Boris introduced Ulrich to the fool, Misha, who was sometimes found at the tea stall near his house. Misha wore rags and sang them strange rhymes that he made up himself. There were stories about Misha: that he was actually a Turk who had committed a terrible crime, that he had once owned a famous perfumery where princesses and dignitaries went to shop. He had a way of imitating a machine, and asked people to pull his crooked forearm to turn on the motion, which sent his body juddering violently until Ulrich and Boris exploded with laughter. He always seemed to have marbles for them in his pocket which he reached for conspiratorially and pushed into their hands, two for each, saying,
Keep them on a slope
And you’ll lose your hope!
Ulrich’s mother did not like him talking to Misha. She tolerated it until Ulrich told her that they had seen the fool tying the tails of two dogs together. The dogs could go neither forward nor back, and barked in bewilderment, the bigger one dragging the smaller one behind, while Misha warmed his hands on his fire and laughed at the startled animals until the tears cut channels in the dust of his face. Boris protested the cruelty, and cut the animals apart, but it was enough for Elizaveta to forbid Ulrich ever to talk to Misha again.
On their voyages abroad, Ulrich’s mother had always carried magnesium wire for lighting up the interiors of caves and ancient buildings. Her reserves now lay uselessly in a drawer in her study, and Ulrich would sometimes cut off a length with scissors to light up for his own amusement. He loved the white brilliance that left a black hole in his vision when he looked away, and the smoke that ribboned coolly from the ardour.
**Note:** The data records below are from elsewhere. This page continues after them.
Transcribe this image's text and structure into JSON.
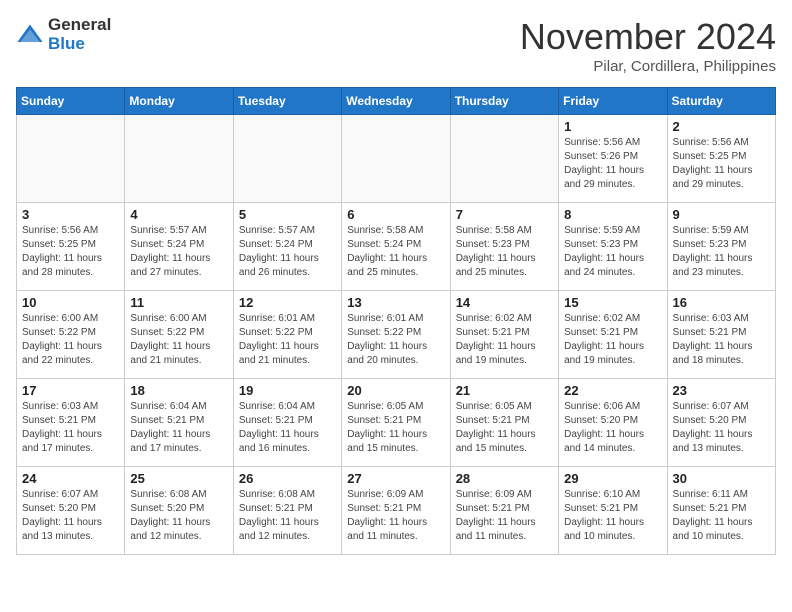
{
  "header": {
    "logo_general": "General",
    "logo_blue": "Blue",
    "month_title": "November 2024",
    "location": "Pilar, Cordillera, Philippines"
  },
  "weekdays": [
    "Sunday",
    "Monday",
    "Tuesday",
    "Wednesday",
    "Thursday",
    "Friday",
    "Saturday"
  ],
  "weeks": [
    [
      {
        "day": "",
        "info": ""
      },
      {
        "day": "",
        "info": ""
      },
      {
        "day": "",
        "info": ""
      },
      {
        "day": "",
        "info": ""
      },
      {
        "day": "",
        "info": ""
      },
      {
        "day": "1",
        "info": "Sunrise: 5:56 AM\nSunset: 5:26 PM\nDaylight: 11 hours\nand 29 minutes."
      },
      {
        "day": "2",
        "info": "Sunrise: 5:56 AM\nSunset: 5:25 PM\nDaylight: 11 hours\nand 29 minutes."
      }
    ],
    [
      {
        "day": "3",
        "info": "Sunrise: 5:56 AM\nSunset: 5:25 PM\nDaylight: 11 hours\nand 28 minutes."
      },
      {
        "day": "4",
        "info": "Sunrise: 5:57 AM\nSunset: 5:24 PM\nDaylight: 11 hours\nand 27 minutes."
      },
      {
        "day": "5",
        "info": "Sunrise: 5:57 AM\nSunset: 5:24 PM\nDaylight: 11 hours\nand 26 minutes."
      },
      {
        "day": "6",
        "info": "Sunrise: 5:58 AM\nSunset: 5:24 PM\nDaylight: 11 hours\nand 25 minutes."
      },
      {
        "day": "7",
        "info": "Sunrise: 5:58 AM\nSunset: 5:23 PM\nDaylight: 11 hours\nand 25 minutes."
      },
      {
        "day": "8",
        "info": "Sunrise: 5:59 AM\nSunset: 5:23 PM\nDaylight: 11 hours\nand 24 minutes."
      },
      {
        "day": "9",
        "info": "Sunrise: 5:59 AM\nSunset: 5:23 PM\nDaylight: 11 hours\nand 23 minutes."
      }
    ],
    [
      {
        "day": "10",
        "info": "Sunrise: 6:00 AM\nSunset: 5:22 PM\nDaylight: 11 hours\nand 22 minutes."
      },
      {
        "day": "11",
        "info": "Sunrise: 6:00 AM\nSunset: 5:22 PM\nDaylight: 11 hours\nand 21 minutes."
      },
      {
        "day": "12",
        "info": "Sunrise: 6:01 AM\nSunset: 5:22 PM\nDaylight: 11 hours\nand 21 minutes."
      },
      {
        "day": "13",
        "info": "Sunrise: 6:01 AM\nSunset: 5:22 PM\nDaylight: 11 hours\nand 20 minutes."
      },
      {
        "day": "14",
        "info": "Sunrise: 6:02 AM\nSunset: 5:21 PM\nDaylight: 11 hours\nand 19 minutes."
      },
      {
        "day": "15",
        "info": "Sunrise: 6:02 AM\nSunset: 5:21 PM\nDaylight: 11 hours\nand 19 minutes."
      },
      {
        "day": "16",
        "info": "Sunrise: 6:03 AM\nSunset: 5:21 PM\nDaylight: 11 hours\nand 18 minutes."
      }
    ],
    [
      {
        "day": "17",
        "info": "Sunrise: 6:03 AM\nSunset: 5:21 PM\nDaylight: 11 hours\nand 17 minutes."
      },
      {
        "day": "18",
        "info": "Sunrise: 6:04 AM\nSunset: 5:21 PM\nDaylight: 11 hours\nand 17 minutes."
      },
      {
        "day": "19",
        "info": "Sunrise: 6:04 AM\nSunset: 5:21 PM\nDaylight: 11 hours\nand 16 minutes."
      },
      {
        "day": "20",
        "info": "Sunrise: 6:05 AM\nSunset: 5:21 PM\nDaylight: 11 hours\nand 15 minutes."
      },
      {
        "day": "21",
        "info": "Sunrise: 6:05 AM\nSunset: 5:21 PM\nDaylight: 11 hours\nand 15 minutes."
      },
      {
        "day": "22",
        "info": "Sunrise: 6:06 AM\nSunset: 5:20 PM\nDaylight: 11 hours\nand 14 minutes."
      },
      {
        "day": "23",
        "info": "Sunrise: 6:07 AM\nSunset: 5:20 PM\nDaylight: 11 hours\nand 13 minutes."
      }
    ],
    [
      {
        "day": "24",
        "info": "Sunrise: 6:07 AM\nSunset: 5:20 PM\nDaylight: 11 hours\nand 13 minutes."
      },
      {
        "day": "25",
        "info": "Sunrise: 6:08 AM\nSunset: 5:20 PM\nDaylight: 11 hours\nand 12 minutes."
      },
      {
        "day": "26",
        "info": "Sunrise: 6:08 AM\nSunset: 5:21 PM\nDaylight: 11 hours\nand 12 minutes."
      },
      {
        "day": "27",
        "info": "Sunrise: 6:09 AM\nSunset: 5:21 PM\nDaylight: 11 hours\nand 11 minutes."
      },
      {
        "day": "28",
        "info": "Sunrise: 6:09 AM\nSunset: 5:21 PM\nDaylight: 11 hours\nand 11 minutes."
      },
      {
        "day": "29",
        "info": "Sunrise: 6:10 AM\nSunset: 5:21 PM\nDaylight: 11 hours\nand 10 minutes."
      },
      {
        "day": "30",
        "info": "Sunrise: 6:11 AM\nSunset: 5:21 PM\nDaylight: 11 hours\nand 10 minutes."
      }
    ]
  ]
}
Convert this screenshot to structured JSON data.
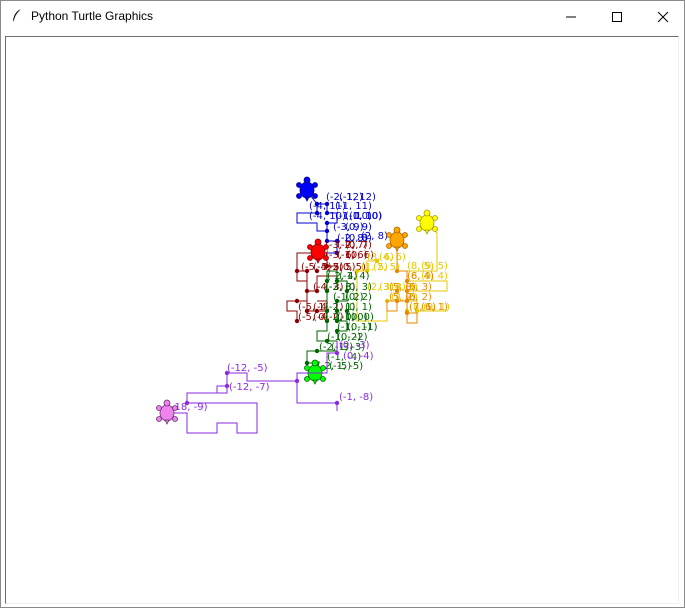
{
  "window": {
    "title": "Python Turtle Graphics",
    "icons": {
      "app": "feather-icon",
      "minimize": "minimize-icon",
      "maximize": "maximize-icon",
      "close": "close-icon"
    }
  },
  "turtles": [
    {
      "id": "blue",
      "color": "#0000cc",
      "fill": "#0000ff",
      "labels": [
        "(-2, 12)",
        "(-1, 12)",
        "(-4, 11)",
        "(-1, 11)",
        "(-4, 10)",
        "(-1, 10)",
        "(-1, 10)",
        "(0, 10)",
        "(-3, 9)",
        "(0, 9)",
        "(-2, 8)",
        "(0, 8)",
        "(2, 8)"
      ]
    },
    {
      "id": "red",
      "color": "#8b0000",
      "fill": "#ff0000",
      "labels": [
        "(-3, 7)",
        "(-2, 7)",
        "(0, 7)",
        "(-3, 6)",
        "(-1, 6)",
        "(0, 6)",
        "(-5, 5)",
        "(-4, 5)",
        "(-2, 5)",
        "(0, 5)",
        "(-4, 3)",
        "(-3, 3)",
        "(-5, 1)",
        "(-4, 1)",
        "(-5, 0)",
        "(-4, 0)"
      ]
    },
    {
      "id": "yellow",
      "color": "#e6c800",
      "fill": "#ffff00",
      "labels": [
        "(3, 6)",
        "(4, 6)",
        "(1, 5)",
        "(2, 5)",
        "(8, 5)",
        "(9, 5)",
        "(8, 4)",
        "(9, 4)",
        "(2, 3)",
        "(3, 3)",
        "(4, 3)",
        "(4, 2)",
        "(8, 1)",
        "(9, 1)"
      ]
    },
    {
      "id": "orange",
      "color": "#e68a00",
      "fill": "#ffa500",
      "labels": [
        "(6, 4)",
        "(5, 3)",
        "(6, 3)",
        "(5, 2)",
        "(6, 2)",
        "(7, 1)",
        "(6, 1)"
      ]
    },
    {
      "id": "green",
      "color": "#006400",
      "fill": "#00ff00",
      "labels": [
        "(-2, 4)",
        "(-1, 4)",
        "(-2, 3)",
        "(0, 3)",
        "(0, 2)",
        "(-1, 2)",
        "(-2, 1)",
        "(0, 1)",
        "(-2, 0)",
        "(-1, 0)",
        "(0, 0)",
        "(-1, -1)",
        "(0, -1)",
        "(-1, -2)",
        "(0, -2)",
        "(-2, -3)",
        "(-1, -3)",
        "(-1, -4)",
        "(-2, -5)",
        "(-1, -5)"
      ]
    },
    {
      "id": "violet",
      "color": "#8a2be2",
      "fill": "#ee82ee",
      "labels": [
        "(0, -3)",
        "(0, -4)",
        "(-12, -5)",
        "(-12, -7)",
        "(-1, -8)",
        "(-18, -9)"
      ]
    }
  ]
}
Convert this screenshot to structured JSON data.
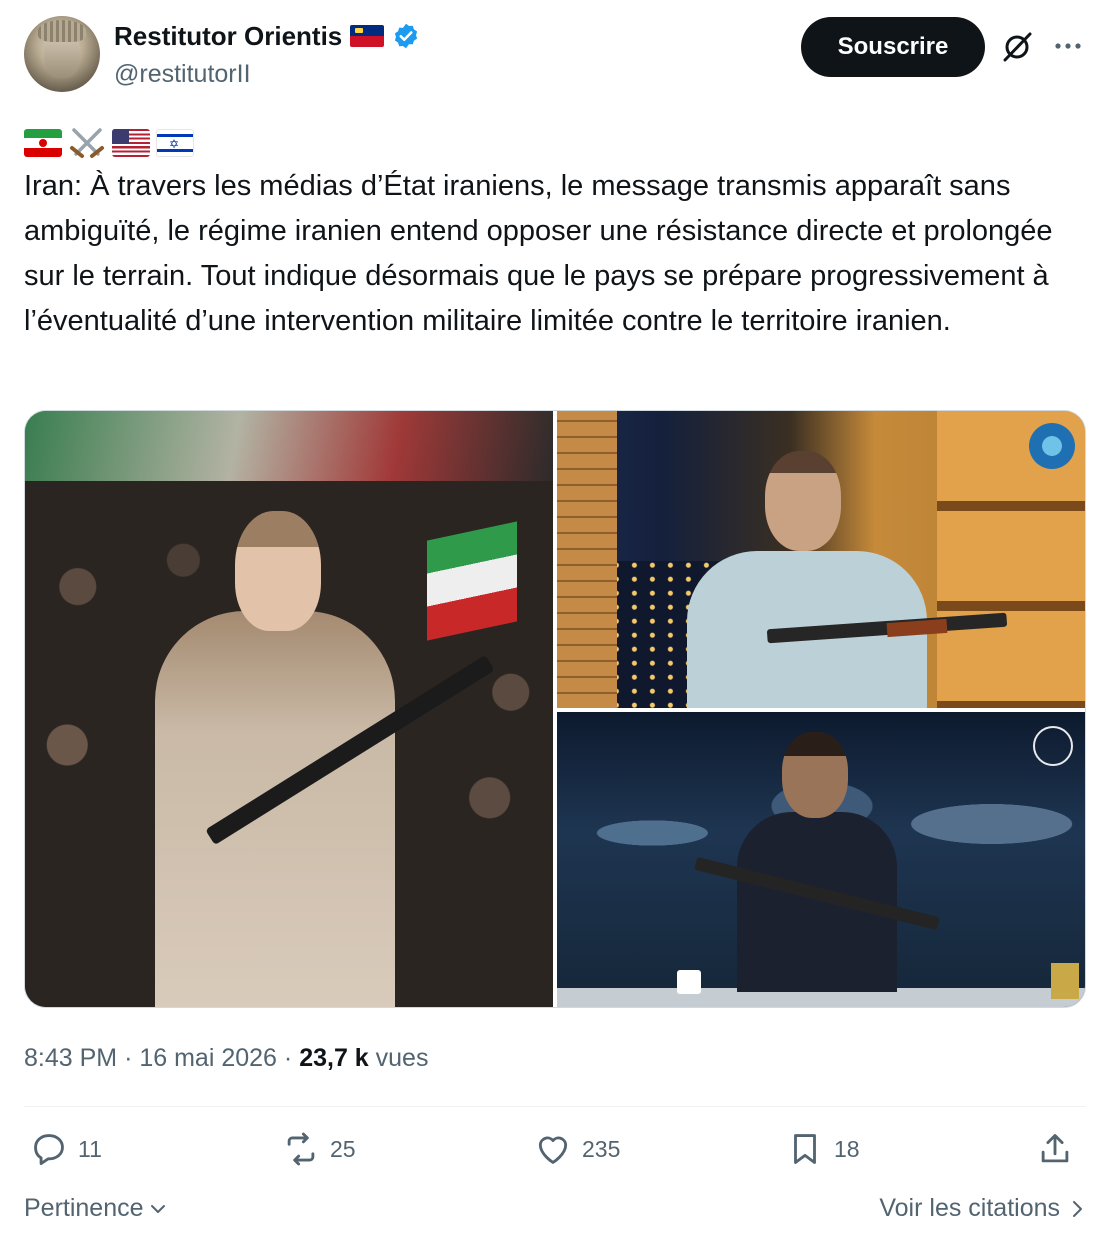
{
  "author": {
    "display_name": "Restitutor Orientis",
    "handle": "@restitutorII"
  },
  "header": {
    "subscribe_label": "Souscrire",
    "icons": [
      "liechtenstein-flag-icon",
      "verified-badge-icon",
      "grok-icon",
      "more-icon"
    ]
  },
  "tweet": {
    "emoji_icons": [
      "iran-flag-icon",
      "crossed-swords-icon",
      "usa-flag-icon",
      "israel-flag-icon"
    ],
    "text": "Iran: À travers les médias d’État iraniens, le message transmis apparaît sans ambiguïté, le régime iranien entend opposer une résistance directe et prolongée sur le terrain. Tout indique désormais que le pays se prépare progressivement à l’éventualité d’une intervention militaire limitée contre le territoire iranien."
  },
  "meta": {
    "time": "8:43 PM",
    "separator": "·",
    "date": "16 mai 2026",
    "views_count": "23,7 k",
    "views_label": "vues"
  },
  "actions": {
    "replies": "11",
    "reposts": "25",
    "likes": "235",
    "bookmarks": "18"
  },
  "footer": {
    "sort_label": "Pertinence",
    "quotes_label": "Voir les citations"
  },
  "colors": {
    "text": "#0f1419",
    "secondary": "#536471",
    "verified": "#1d9bf0",
    "button_bg": "#0f1419"
  }
}
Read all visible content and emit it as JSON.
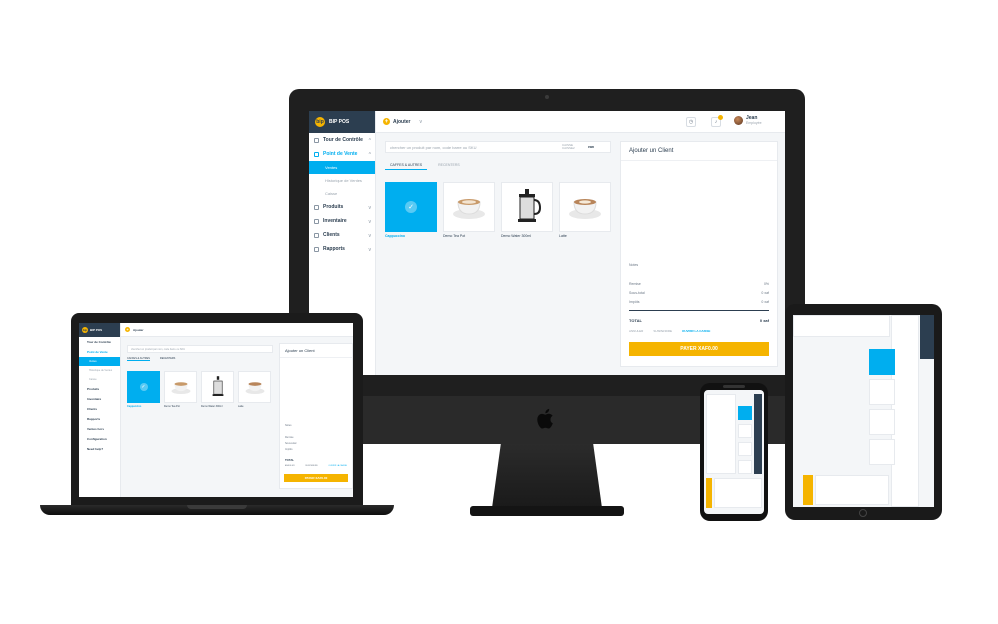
{
  "app": {
    "brand_name": "BIP POS",
    "brand_short": "bip"
  },
  "sidebar": {
    "items": [
      {
        "label": "Tour de Contrôle",
        "icon": "home-icon"
      },
      {
        "label": "Point de Vente",
        "icon": "cart-icon",
        "active": true
      },
      {
        "label": "Produits",
        "icon": "box-icon"
      },
      {
        "label": "Inventaire",
        "icon": "inventory-icon"
      },
      {
        "label": "Clients",
        "icon": "users-icon"
      },
      {
        "label": "Rapports",
        "icon": "report-icon"
      }
    ],
    "subitems": [
      {
        "label": "Ventes",
        "active": true
      },
      {
        "label": "Historique de Ventes"
      },
      {
        "label": "Caisse"
      }
    ]
  },
  "topbar": {
    "add_label": "Ajouter",
    "user_name": "Jean",
    "user_role": "Employée"
  },
  "search": {
    "placeholder": "chercher un produit par nom, code barre ou SKU",
    "type_label_1": "CAISSE",
    "type_label_2": "CAISSE2",
    "mode": "ean"
  },
  "categories": [
    {
      "label": "CAFFES & AUTRES",
      "active": true
    },
    {
      "label": "RECENTERS"
    }
  ],
  "products": [
    {
      "name": "Cappuccino",
      "selected": true,
      "kind": "cup"
    },
    {
      "name": "Demo Tea Pot",
      "kind": "cup"
    },
    {
      "name": "Demo Water 300ml",
      "kind": "press"
    },
    {
      "name": "Latte",
      "kind": "cup"
    }
  ],
  "client_panel": {
    "title": "Ajouter un Client",
    "notes_label": "Notes",
    "remise_label": "Remise",
    "remise_value": "0%",
    "subtotal_label": "Sous-total",
    "subtotal_value": "0 xaf",
    "taxes_label": "Impôts",
    "taxes_value": "0 xaf",
    "total_label": "TOTAL",
    "total_value": "0 xaf",
    "action_cancel": "ANNULER",
    "action_suspend": "SUSPENDRE",
    "action_open_drawer": "OUVRIR LA CAISSE",
    "pay_button": "PAYER XAF0.00"
  },
  "laptop": {
    "nav_extra_1": "Ventes hors",
    "nav_extra_2": "Configuration",
    "download_label": "Need help?"
  },
  "colors": {
    "accent": "#00aeef",
    "brand_dark": "#2c3e50",
    "pay": "#f5b400"
  }
}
In the decades since then, Ulrich has tried to see his emerging interest in chemistry as the revisitation of his entombed love for music. It has struck him that the two have this thing in common: that an infinite range of expression can be generated from a finite number of elements. But this was not apparent to the boy who now began to quiz his friend’s father on the nature of molecules and the meaning of alkalinity. Boris’s father often answered these questions with an invitation to his laboratory, where substances were made to do startling things out of their obedience to laws. He decanted some copper sulphate solution into a small bottle for Ulrich to take home and grow blue crystals from, and he showed how you could plate steel with copper by putting electrodes in sulphuric acid. He told Ulrich affecting stories of Ernest Rutherford and Marie Curie, who had peered into the mists of the atom.
Those years all merge together in Ulrich’s mind, so he cannot remember the sequence of events. But it was certainly while they were
still living in the house on Dondukov Boulevard, and while his father was still away in the army, that he first set up his chemistry laboratory.